Ils joueraient presque les ingénus quand on leur demande quelles sont les clés pour apprécier leur musique. « Comme toutes les autres », répond du tac au tac le volubile Alexandre Verdier, guitariste du groupe. Bruno Fontebasso, plus didactique, s’attelle à définir leur genre : « On s’approche du thrash metal orienté death avec un jeu rapide, presque groove. C’est aussi la voix gutturale de Clément Bouchet qui donne ce style ». Pendant l’exposé, Alexandre cherchait la bonne comparaison, celle qui permettrait de laver la musique hard de tous les clichés dont elle est tachée. Ce professeur de français à Maré finit par trouver : «  C’est comme pour la lecture ! Il faut rester curieux, ne pas se braquer et un jour, on peut avoir un choc esthétique, comme un très bon bouquin qui vous marque à vie ! ». Bruno complète : « Je conseille toujours d’écouter au casque pour capter la virtuosité des instruments. On sait aussi que la voix freine beaucoup de non-initiés ».

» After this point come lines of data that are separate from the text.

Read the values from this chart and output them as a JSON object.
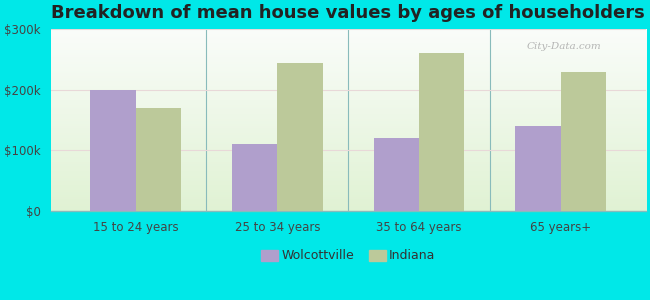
{
  "title": "Breakdown of mean house values by ages of householders",
  "categories": [
    "15 to 24 years",
    "25 to 34 years",
    "35 to 64 years",
    "65 years+"
  ],
  "wolcottville_values": [
    200000,
    110000,
    120000,
    140000
  ],
  "indiana_values": [
    170000,
    245000,
    260000,
    230000
  ],
  "wolcottville_color": "#b09fcc",
  "indiana_color": "#bcc99a",
  "background_color": "#00e8e8",
  "title_fontsize": 13,
  "ylim": [
    0,
    300000
  ],
  "yticks": [
    0,
    100000,
    200000,
    300000
  ],
  "ytick_labels": [
    "$0",
    "$100k",
    "$200k",
    "$300k"
  ],
  "legend_labels": [
    "Wolcottville",
    "Indiana"
  ],
  "bar_width": 0.32
}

Cette voix, justement d’où sort-elle ? « C’est un peu comme du sport, explique l’intéressé, Clément. Il faut se chauffer avec des exercices, et surtout visualiser son chant, comprendre que l’air expulsé du diaphragme se retrouve compressé avant d’arriver dans les cordes vocales. Il faut alors jouer avec les muscles de la gorge pour faire sortir le son à la bonne tonalité, gagner en précision et en endurance ». 

La composition du metal « Redsphere »

Une myriade d’influences colore le style de Redsphere : les Français de Gojira, les plus internationaux Sepultura, Metallica, Red Hot Chili Peppers, le pilier Dire Straits, les cosmiques Pink Floyd et les plus « bon enfant » Sum 41, Blink 182 et Papa Roach. Du classique, aussi, pour Clément : « Cela peut étonner mais c’est très proche du metal en matière de structure, de complexité et d’émotion. Ce sont deux genres musicaux très puissants ». Ils ont tous bien roulé leur bosse, Bruno et Alexandre avec notamment l’ancien groupe Gautama, et Clément qui s‘exerce au chant guttural depuis dix ans. Longue fut la discussion autour de la symbolique de leur nom : « Redsphere, c’est une boule de colère toute rouge… Non ! Pas de colère… Il ne faut pas qu’on encourage le cliché du metalleux énervé ! », s’amuse Bruno. « C’est une boule chargée d’énergie, toute rougeoyante », résume Mickaël.

Redsphere on tour

En livrant son premier EP en janvier dernier, Redsphere s’engageait normalement, comme tout groupe, pour une série de concerts. Mais « en Nouvelle-Calédonie, c’est presque mission impossible !, estiment-ils. Il n’y a pas de salle de concert adaptée au metal et le public reste très confidentiel ». C'est donc hors territoire qu'ils sont produit, lors de la tournée The End of the world tour 2017 du groupe américain Master en Allemagne, Suisse et Pays-Bas pour 10 dates. Revenus gonflés à bloc, les quatre musiciens concluent l'année sur une autre excellente note : ils sont été élus Meilleur sortie 2017 dans la zone Asie-Pacifique lors des Global Metal Apocalypse Awards pour leur EP Facts.